NOUVELLES

Feu à Charlesbourg : un pompier aurait ordonné de sauter du 4e étage

21/09/2016 01:18 EDT | Actualisé 21/09/2016 01:48 EDT
Radio-Canada

C'est bel et bien un pompier qui a donné la directive aux occupants d'un logement en feu à Charlesbourg de sauter du 4e étage de l'immeuble, selon trois policiers qui sont intervenus le 6 janvier dernier. Leurs témoignages contredisent ainsi les conclusions du rapport préliminaire du Commissariat aux incendies de la Ville de Québec.

L'avocate des occupants, Me Dominique Bertrand, se dit « choquée » et souhaite la tenue d'une enquête indépendante pour déterminer pourquoi ces témoignages n'ont pas été mentionnés.

Les dépositions des policiers apparaissent dans les annexes du rapport d'enquête sur l'événement qui a fait deux blessés graves et dont Radio-Canada a obtenu copie.

Ces policiers affirment qu'en constatant qu'il était impossible de déployer la grande échelle, un pompier a donné l'ordre pour que l'enfant, sa mère et son conjoint sautent du balcon de l'appartement pour échapper aux flammes.

En juin dernier, le sommaire du rapport du Bureau du commissaire aux incendies a pourtant accrédité le témoignage des pompiers qui affirment que des voisins avaient incité les occupants de l'appartement à sauter.

Le chef investigateur Jean-Pierre Boilard mentionnait par ailleurs dans son rapport que ces témoins auraient eu «intérêt à se taire et laisser les pompiers faire leur travail».

L'avocate de la famille choquée

En possession des annexes contenues dans le rapport, Me Dominique Bertrand était au courant de l'existence de ces témoignages dont le rapport ne fait pas mention.

« On est à faire des vérifications pour voir si ces annexes-là ont été consultées en entier par le commissaire.
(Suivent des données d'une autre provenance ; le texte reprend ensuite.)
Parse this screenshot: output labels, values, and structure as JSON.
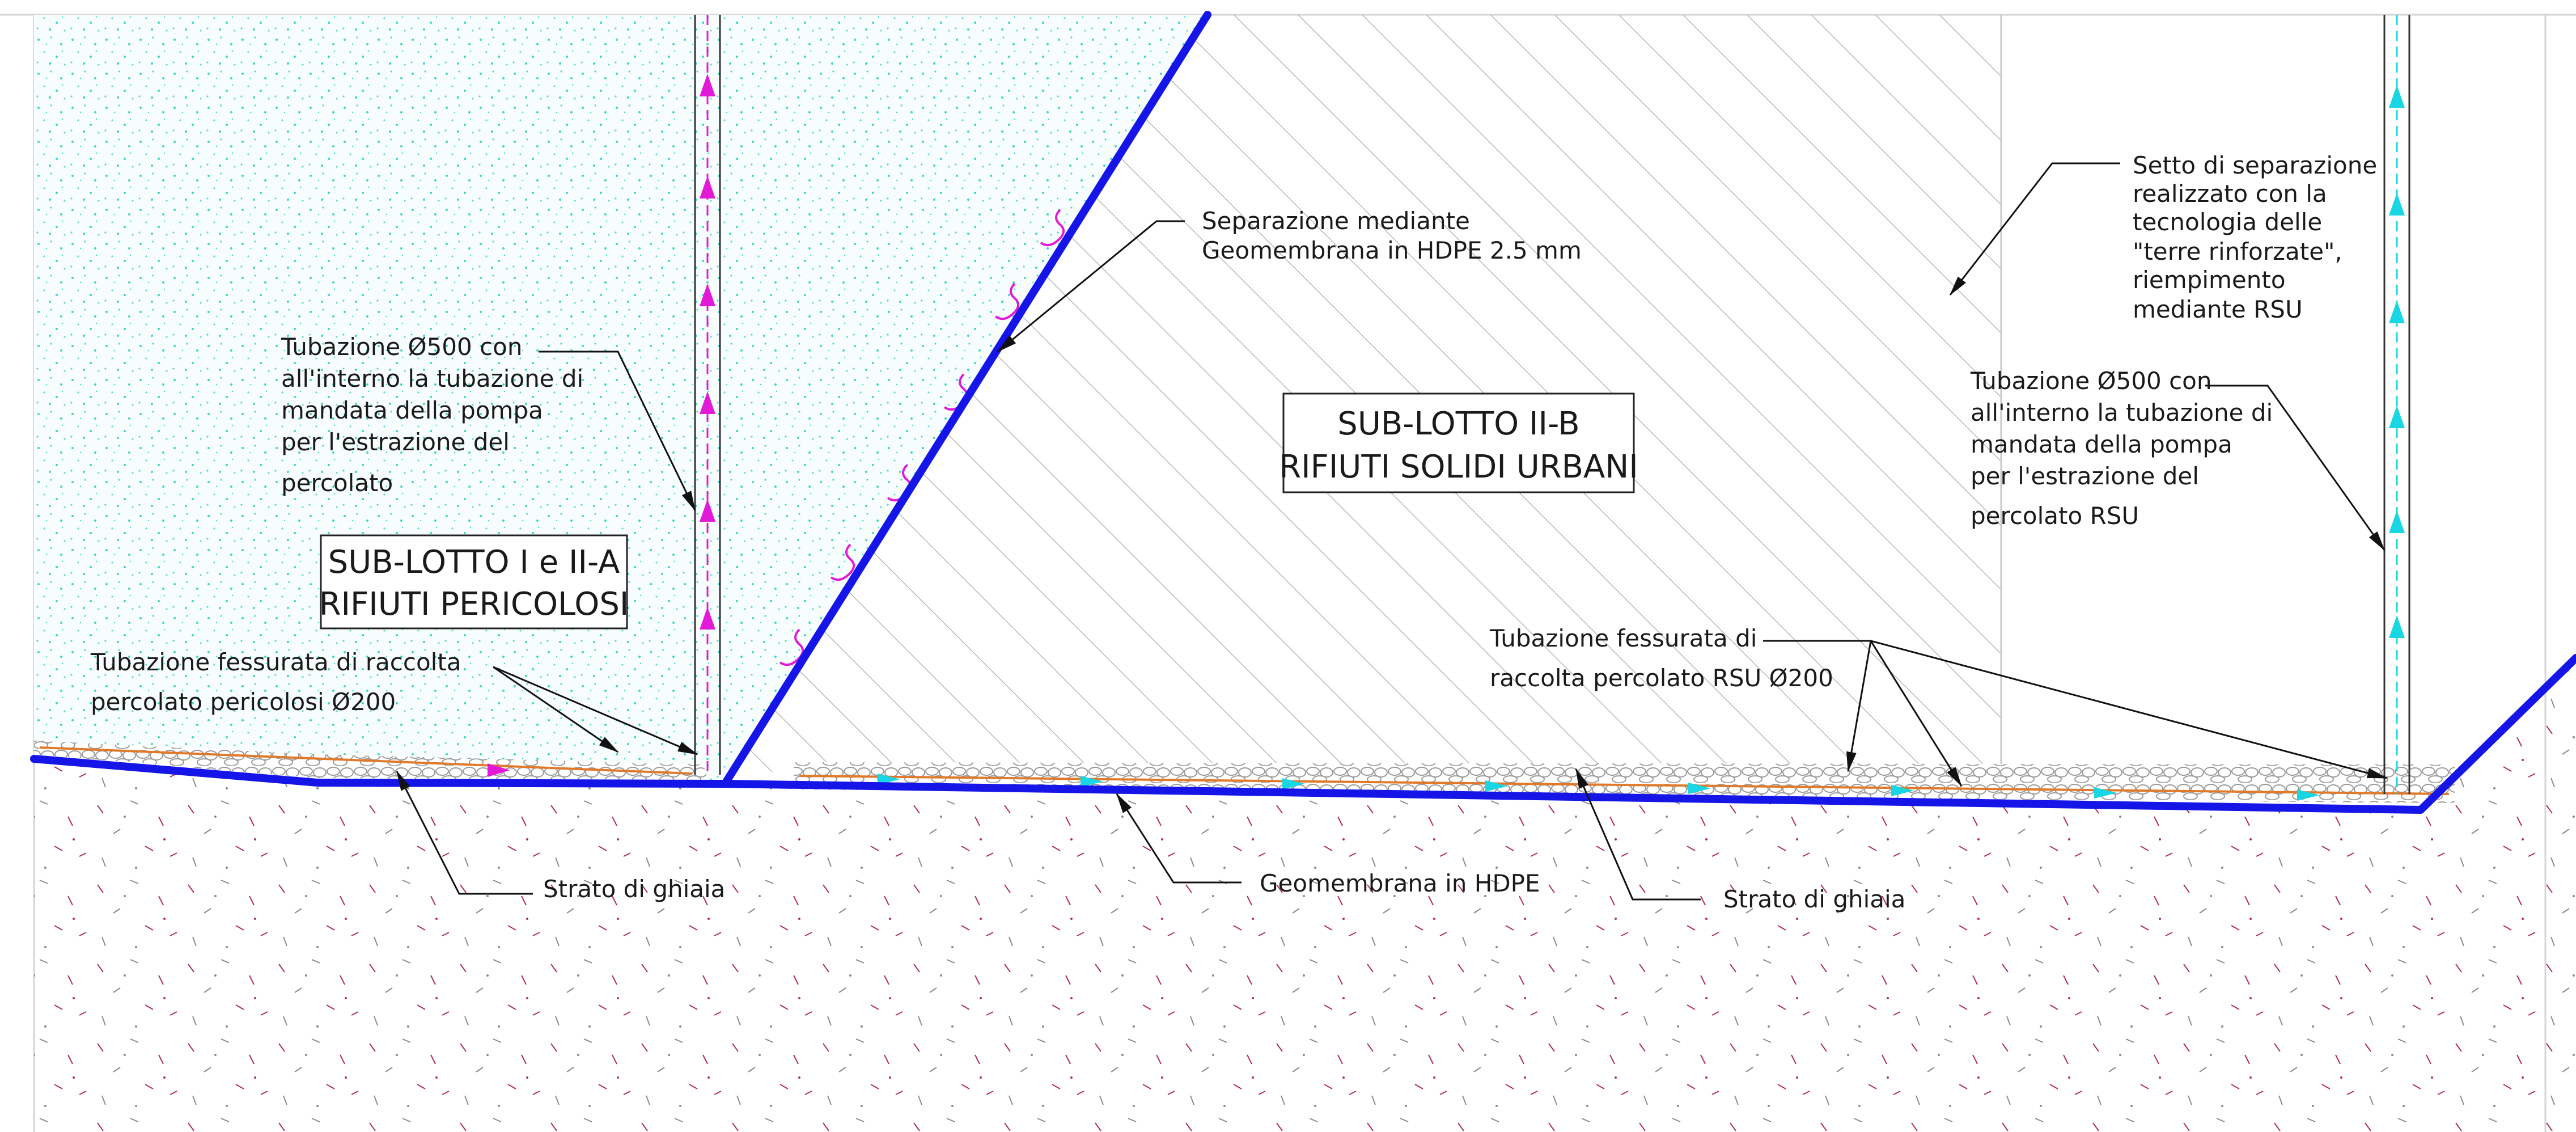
{
  "zones": {
    "left": {
      "title_line1": "SUB-LOTTO I e II-A",
      "title_line2": "RIFIUTI PERICOLOSI",
      "fill_color": "#3ed6c3"
    },
    "middle": {
      "title_line1": "SUB-LOTTO II-B",
      "title_line2": "RIFIUTI SOLIDI URBANI"
    }
  },
  "labels": {
    "pipe_left": [
      "Tubazione Ø500 con",
      "all'interno la tubazione di",
      "mandata della pompa",
      "per l'estrazione del",
      "percolato"
    ],
    "pipe_right": [
      "Tubazione Ø500 con",
      "all'interno la tubazione di",
      "mandata della pompa",
      "per l'estrazione del",
      "percolato RSU"
    ],
    "separation_membrane": [
      "Separazione mediante",
      "Geomembrana in HDPE 2.5 mm"
    ],
    "separation_wall": [
      "Setto di separazione",
      "realizzato con la",
      "tecnologia delle",
      "\"terre rinforzate\",",
      "riempimento",
      "mediante RSU"
    ],
    "slotted_pipe_hazardous": [
      "Tubazione fessurata di raccolta",
      "percolato pericolosi Ø200"
    ],
    "slotted_pipe_rsu": [
      "Tubazione fessurata di",
      "raccolta percolato RSU Ø200"
    ],
    "gravel_left": "Strato di ghiaia",
    "gravel_right": "Strato di ghiaia",
    "geomembrane": "Geomembrana in HDPE"
  },
  "colors": {
    "liner": "#1515e8",
    "pipe_hazardous": "#e21ad7",
    "pipe_rsu": "#18d6e3",
    "soil_speckle": "#b03050",
    "gravel": "#c8b27a"
  }
}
On ne peut pas concevoir que quelqu'un aurait volontairement camouflé des informations importantes », affirme Me Bertrand.

Est-ce que quelqu'un peut sciemment avoir décidé de protéger quelqu'un ou de ne pas vouloir révéler au public l'entièreté de la chose, alors que cette personne-là doit être neutre? ―Me Dominique Bertrand, avocate de la famille

L'avocate de la famille qui songe toujours à intenter une poursuite contre la Ville de Québec réclame la tenue d'une enquête indépendante. Me Bertrand met en doute l'indépendance du Commissariat aux incendies.

«Le Commissariat aux incendies dépend de la Ville de Québec. Ça prendrait un organisme indépendant qui vienne essayer de nous expliquer pourquoi les informations-clés qui sont dans les déclarations ne se retrouvent pas dans le rapport.»

De nouvelles informations, dit le syndicat

Le président du Syndicat des pompiers de la Ville de Québec insiste pour sa part sur la neutralité du Commissariat aux incendies.

Éric Gosselin soutient que ces informations sont nouvelles et que les pompiers ont bien fait leur travail ce soir-là. « Le contenu du rapport pour nous est suffisant. Pour le reste, tout est devant les tribunaux », dit-il.

Le rapport de 45 pages du commissaire confirme en effet que la grande échelle du premier camion arrivé sur place a été l'objet d'un bris, mais que malgré ce bris mécanique, les pompiers avaient une solution de rechange et ont agi rapidement.

La chute n'a pas eu de conséquence pour l'enfant de 10 ans, mais la mère et son conjoint ont subi, eux, des blessures importantes aux jambes et au dos.

Nathalie Chicoine porte désormais des prothèses pour se déplacer et ne peut plus travailler comme infirmière auxiliaire.